Audiences give Godzilla a B+ CinemaScore which is an understandably tepid response to its story. After spending nearly an hour getting us to have empathy for the nuclear plant supervisor played by Bryan Cranston who suffered the agony of watching his wife die in a way directly related to the rebirth of monsters, the storytellers kill him off. This happened almost immediately after a lead scientist identifies how important Cranston's character is to understanding the monsters. The storytellers, I suppose, wanted us to transfer our empathy to his adult son. It didn't happen. And so the would-be hero who had the greatest motivation to kill the monsters dies too early. To make matters worse, Godzilla isn't the big bad. It's other beasts called MUTOS. The storytellers transferred villainy status from Godzilla to the MUTOS near the end of the film, making Godzilla the anti-hero of sorts, whose objective is to reinstate "balance." This is despite the fact that Godzilla destroyed San Francisco as much as the other guys did. This led to a confused narrative. Who is the hero? Who is the villain? We humans were pretty much moot in all of this; the end did not depend on much human intervention. We never even used advanced weapons upon the beasts even when we had plenty of earlier chances. In the end, Godzilla kills the two MUTOS and then slips away, I guess toward a sequel.

Anybody who remembers the original 1954 Godzilla film would recall why it was a blockbuster. It, too, had notable special effects for its day. But more than that, it had a cohesive story. Godzilla was the undisputed villain, a demon unleashed from mankind's use of nuclear weapons. It was a timely narrative about mankind's potential to self-destruct. The original story was also a tale about personal self sacrifice. In the end, Godzilla was killed and mankind was saved. This simple, uncomplicated narrative was powerful. The current story is more confused as I indicated, and much more reflective of the less compelling remakes of Godzilla films in the 1960's in which the beast turned increasingly friendly to mankind by battling other monsters such as Ghidorah, the Three-Headed Monster.

Marketing and special effects, not story, made this recent Godzilla a monster film in its opening weekend. The advertising dialed up the tension by showing cities devastated (supposedly) by Godzilla, but they did not give us a clear view of the beast which heightened the suspense. The marketing, also quite cleverly, did not feature the MUTOS. There were only brief visual hints that could be detected only by those of us who remember the franchise of years past.

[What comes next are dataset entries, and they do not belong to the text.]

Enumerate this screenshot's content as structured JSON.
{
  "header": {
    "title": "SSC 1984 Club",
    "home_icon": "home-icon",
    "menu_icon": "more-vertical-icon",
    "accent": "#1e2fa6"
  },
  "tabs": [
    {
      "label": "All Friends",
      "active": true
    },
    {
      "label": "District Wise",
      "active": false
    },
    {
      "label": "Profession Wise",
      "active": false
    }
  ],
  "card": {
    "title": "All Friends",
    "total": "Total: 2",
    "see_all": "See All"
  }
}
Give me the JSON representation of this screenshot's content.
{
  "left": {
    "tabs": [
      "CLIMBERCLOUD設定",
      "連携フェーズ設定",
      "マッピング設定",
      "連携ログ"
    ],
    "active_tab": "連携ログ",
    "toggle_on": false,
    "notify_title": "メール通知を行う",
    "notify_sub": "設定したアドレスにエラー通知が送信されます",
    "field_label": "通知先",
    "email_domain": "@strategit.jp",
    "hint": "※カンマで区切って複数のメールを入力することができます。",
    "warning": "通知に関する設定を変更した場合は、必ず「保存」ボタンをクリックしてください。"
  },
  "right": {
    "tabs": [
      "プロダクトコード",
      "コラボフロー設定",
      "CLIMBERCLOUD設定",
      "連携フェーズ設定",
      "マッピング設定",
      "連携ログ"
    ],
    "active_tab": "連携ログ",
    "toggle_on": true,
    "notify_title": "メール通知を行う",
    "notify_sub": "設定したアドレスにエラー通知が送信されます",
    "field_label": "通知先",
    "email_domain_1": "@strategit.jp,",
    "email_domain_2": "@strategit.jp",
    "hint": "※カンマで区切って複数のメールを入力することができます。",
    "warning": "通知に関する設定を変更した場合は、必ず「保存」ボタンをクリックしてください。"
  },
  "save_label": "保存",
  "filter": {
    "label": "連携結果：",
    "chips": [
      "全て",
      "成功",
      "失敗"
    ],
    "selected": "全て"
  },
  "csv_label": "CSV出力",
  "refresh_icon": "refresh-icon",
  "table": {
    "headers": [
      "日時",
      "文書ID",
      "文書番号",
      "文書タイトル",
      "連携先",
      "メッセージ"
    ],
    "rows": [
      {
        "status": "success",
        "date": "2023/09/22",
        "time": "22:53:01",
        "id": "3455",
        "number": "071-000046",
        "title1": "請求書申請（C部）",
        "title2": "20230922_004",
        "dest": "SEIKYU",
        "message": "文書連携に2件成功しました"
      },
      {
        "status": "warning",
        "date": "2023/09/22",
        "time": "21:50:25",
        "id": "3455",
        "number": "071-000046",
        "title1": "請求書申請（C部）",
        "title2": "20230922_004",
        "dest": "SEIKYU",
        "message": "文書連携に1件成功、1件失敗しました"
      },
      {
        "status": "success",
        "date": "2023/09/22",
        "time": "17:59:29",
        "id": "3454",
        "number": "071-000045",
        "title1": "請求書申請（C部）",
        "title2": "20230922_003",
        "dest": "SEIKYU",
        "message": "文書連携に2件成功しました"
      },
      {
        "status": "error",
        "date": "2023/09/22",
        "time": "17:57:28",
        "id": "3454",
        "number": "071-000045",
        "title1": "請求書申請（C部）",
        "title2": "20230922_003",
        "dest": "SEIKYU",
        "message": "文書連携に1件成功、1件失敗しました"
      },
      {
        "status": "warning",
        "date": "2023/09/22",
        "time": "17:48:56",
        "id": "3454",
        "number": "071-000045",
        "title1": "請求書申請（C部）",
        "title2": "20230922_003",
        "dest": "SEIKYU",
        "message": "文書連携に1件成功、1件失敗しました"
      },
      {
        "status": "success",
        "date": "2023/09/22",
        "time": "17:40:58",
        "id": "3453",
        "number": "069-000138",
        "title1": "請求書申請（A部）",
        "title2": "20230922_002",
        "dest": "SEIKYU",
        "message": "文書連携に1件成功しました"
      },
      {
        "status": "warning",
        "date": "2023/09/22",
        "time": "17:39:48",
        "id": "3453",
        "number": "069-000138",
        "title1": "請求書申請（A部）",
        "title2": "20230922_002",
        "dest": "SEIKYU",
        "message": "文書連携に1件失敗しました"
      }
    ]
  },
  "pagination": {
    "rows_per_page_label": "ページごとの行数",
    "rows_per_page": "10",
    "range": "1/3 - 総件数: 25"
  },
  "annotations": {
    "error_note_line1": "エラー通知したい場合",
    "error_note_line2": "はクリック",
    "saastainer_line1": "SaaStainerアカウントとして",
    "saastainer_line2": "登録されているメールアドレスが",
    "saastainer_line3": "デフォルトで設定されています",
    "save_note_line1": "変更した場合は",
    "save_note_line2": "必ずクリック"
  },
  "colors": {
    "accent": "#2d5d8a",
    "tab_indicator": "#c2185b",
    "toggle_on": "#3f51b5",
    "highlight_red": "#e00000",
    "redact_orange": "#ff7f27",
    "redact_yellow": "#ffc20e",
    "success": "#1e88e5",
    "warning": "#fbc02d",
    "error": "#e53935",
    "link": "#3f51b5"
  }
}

The marketers were wise, I think, to obscure them. If this film had been billed as Godzilla vs. MUTOS, I think it would have achieved far less box office gold. The studio pulled a switcheroo.

Million Dollar Arm has a superior narrative, reflecting why audiences gave it an A- via CinemaScore. It is based on a true story of a down-on-his-luck sports agent who travels to India in search of pitchers good enough to try out for a major league baseball team back in the states. It's a splendid tale of young men in impoverished circumstances striving for better lives. This is juxtapose with the story of a sports agent who must learn to put business second and relationships first. That makes it more than just a movie about baseball, but I don't think audiences ever really knew that. Its marketing was tepid and its production budget, pegged at $25 million vs. Godzilla's $160 million, understandably lacked spectacle. But it wasn't meant to be spectacle. It was meant to be a simple story with heart. Its opening weekend schedule, pitting it directly against Godzilla, was an unfortunate blunder.

Whether Million Dollar Arm will grow a pair of legs next weekend or whether Godzilla will lose a couple remains to be seen. But we do know this; Godzilla ate Million Dollar Arm in their first weekend. Its monstrous special effects and gargantuan marketing budget easily overpowered a more endearing story that had Lilliputian-sized production and marketing.

We are truly in the monstrous age of blockbusters.